Same thing went for Watchmen, which kind of had to pick up speed as it went along.
The first and second episodes of Lovecraft feel like a standalone movie that annoyingly does it’s best to raise more questions than answers in hope of securing a sequel (hence all the flashy special effects right out of the gate). Fortunately, it isn’t a movie, so viewers immediately get their “sequel,” assuming they stick around. After watching the first two episodes I had so many more questions than answers (narratively) that I almost never watched the third one. Thankfully I did, and like clockwork, that narrative train was up and moving at Snowpiercer speed, finally making me say “holy shit” more than I said “WTF.”

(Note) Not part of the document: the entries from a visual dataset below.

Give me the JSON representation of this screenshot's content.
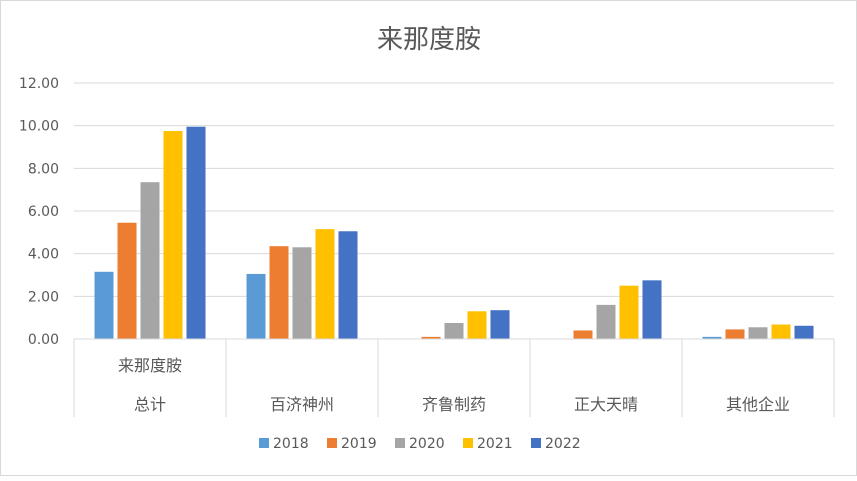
{
  "chart_data": {
    "type": "bar",
    "title": "来那度胺",
    "xlabel": "",
    "ylabel": "",
    "ylim": [
      0,
      12
    ],
    "ytick_step": 2,
    "ytick_labels": [
      "0.00",
      "2.00",
      "4.00",
      "6.00",
      "8.00",
      "10.00",
      "12.00"
    ],
    "grid": true,
    "legend_position": "bottom",
    "categories": [
      {
        "label": "来那度胺",
        "group": "总计"
      },
      {
        "label": "",
        "group": "百济神州"
      },
      {
        "label": "",
        "group": "齐鲁制药"
      },
      {
        "label": "",
        "group": "正大天晴"
      },
      {
        "label": "",
        "group": "其他企业"
      }
    ],
    "series": [
      {
        "name": "2018",
        "color": "#5B9BD5",
        "values": [
          3.15,
          3.05,
          0,
          0,
          0.1
        ]
      },
      {
        "name": "2019",
        "color": "#ED7D31",
        "values": [
          5.45,
          4.35,
          0.1,
          0.4,
          0.45
        ]
      },
      {
        "name": "2020",
        "color": "#A5A5A5",
        "values": [
          7.35,
          4.3,
          0.75,
          1.6,
          0.55
        ]
      },
      {
        "name": "2021",
        "color": "#FFC000",
        "values": [
          9.75,
          5.15,
          1.3,
          2.5,
          0.68
        ]
      },
      {
        "name": "2022",
        "color": "#4472C4",
        "values": [
          9.95,
          5.05,
          1.35,
          2.75,
          0.62
        ]
      }
    ]
  }
}
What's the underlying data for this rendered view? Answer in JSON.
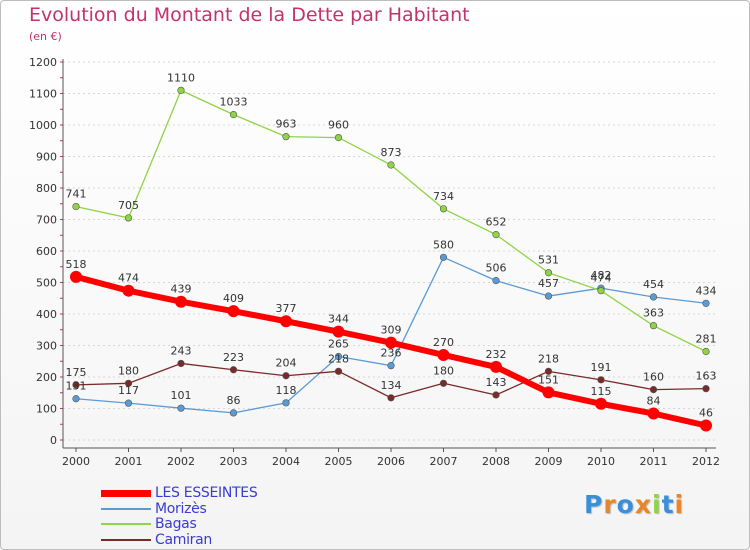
{
  "chart_data": {
    "type": "line",
    "title": "Evolution du Montant de la Dette par Habitant",
    "subtitle": "(en €)",
    "x": [
      "2000",
      "2001",
      "2002",
      "2003",
      "2004",
      "2005",
      "2006",
      "2007",
      "2008",
      "2009",
      "2010",
      "2011",
      "2012"
    ],
    "ylim": [
      0,
      1200
    ],
    "yticks": [
      "0",
      "100",
      "200",
      "300",
      "400",
      "500",
      "600",
      "700",
      "800",
      "900",
      "1000",
      "1100",
      "1200"
    ],
    "grid": "horizontal dashed",
    "legend_position": "bottom-left",
    "series": [
      {
        "name": "LES ESSEINTES",
        "color": "#ff0000",
        "values": [
          518,
          474,
          439,
          409,
          377,
          344,
          309,
          270,
          232,
          151,
          115,
          84,
          46
        ]
      },
      {
        "name": "Morizès",
        "color": "#5b9bd5",
        "values": [
          131,
          117,
          101,
          86,
          118,
          265,
          236,
          580,
          506,
          457,
          482,
          454,
          434
        ]
      },
      {
        "name": "Bagas",
        "color": "#8fd444",
        "values": [
          741,
          705,
          1110,
          1033,
          963,
          960,
          873,
          734,
          652,
          531,
          474,
          363,
          281
        ]
      },
      {
        "name": "Camiran",
        "color": "#7b2a2a",
        "values": [
          175,
          180,
          243,
          223,
          204,
          218,
          134,
          180,
          143,
          218,
          191,
          160,
          163
        ]
      }
    ]
  },
  "logo": {
    "letters": [
      "P",
      "r",
      "o",
      "x",
      "i",
      "t",
      "i"
    ],
    "colors": [
      "#3a8fd8",
      "#e8862a",
      "#3a8fd8",
      "#e8862a",
      "#8fd444",
      "#3a8fd8",
      "#e8862a"
    ]
  }
}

Smollet, who also starred in Underground, makes it very clear why she’s here, and constantly maintains an award-worthy performance that shouldn’t be missed (especially during the powerful ending of the third episode, Holy Ghost, which brought tears to my eyes). The same can be said for Mosaku, whose range is as unbelievable as her character, Ruby, is badass (see: Episode 3, Strange Case), and Majors, who does a great job of subtly fleshing out what is low-key a pretty two-dimensional leading character.
So, what is Lovecraft Country at the end of the day? At this point in the season it kind of feels like if the movie National Treasure and the series When They See Us had a baby, and then that movie was rebooted as a televised horror series with a solid budget by the guys that brought you Get Out and the most recent Star Warsflick. It’s definitely a beast all its own, and just like wearing a mask, it may not be fun the entire time, but you definitely won’t regret it in the long run.